はちだ。こわいなあと思いながらどこかに行ってくれないかとじっとその音が消えるのを待った。なかなかブーンという音は消えない。約10分くらいしゃがんでいたと思う。そんな風に感じただけでもっと短かったかもしれないけれど私には長く感じた。まだ消えない。「だれか助けて!」
家の中のだれかを呼ぼうと思っても、声がでない。また、10分くらいそこにしゃがんでいた。それでもブーンという音は消えない。狙われているのだろうか?私は意を決しておそるおそるしゃがみながら、中腰のまま玄関のある方へ後ろむきになって移動した。そして、玄関の方に来ると急いでドアを開けてばたんと閉めた。
「あー、助かった!」
私は、家の中の窓から外の様子をのぞいて見た。音は相変わらず聞こえるが、はちの姿は見えない。仕方なく玄関をもう一度ほんの少し開けてそっと外の様子を見てみた。くまんばちだった。くまんばちが私に気が付いたのか、ぱっとどこか遠くへ飛んでいってしまった。
やっと原因がわかった。くまんばちが一生懸命庭の南天の花のまわりを飛んでいたのだ。くまんばちは私を襲ったのではなく、ただひたすら花の蜜を吸っていたのだ。そして、さっきは、私に見られていることに気づき逃げていったのだった。

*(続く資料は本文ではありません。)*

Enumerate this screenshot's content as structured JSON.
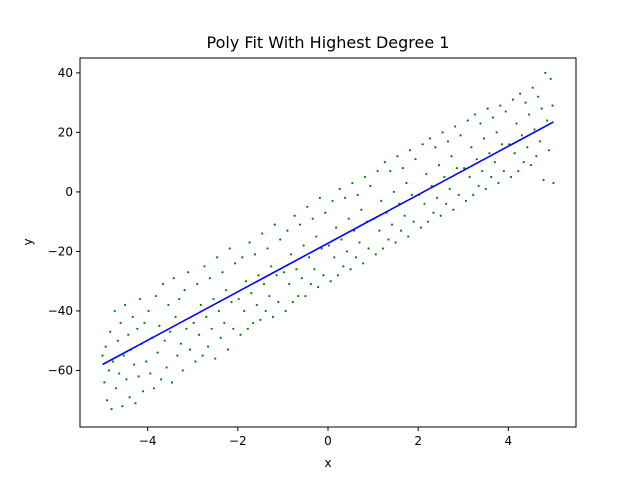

食事の邪魔をしてかえって申し訳ない気がした。
そしてまた別の日。ありが何かの塊に群がっていた。後日それは、くまんばちの死骸だったことがわかった。あのくまんばちかどうかはわからないけれど。そして、ふと別の方に目をやると、せみの抜け殻が2つローズマリーの枝の所にちょこんとあった。そういえば、先日、早朝に庭に水やりをしていたら、あわててせみが飛んでいったっけ。こんなちいさな猫の額ほどの庭で小さな虫のはかない生と死を目にしたようだった。夏が来たと感じた。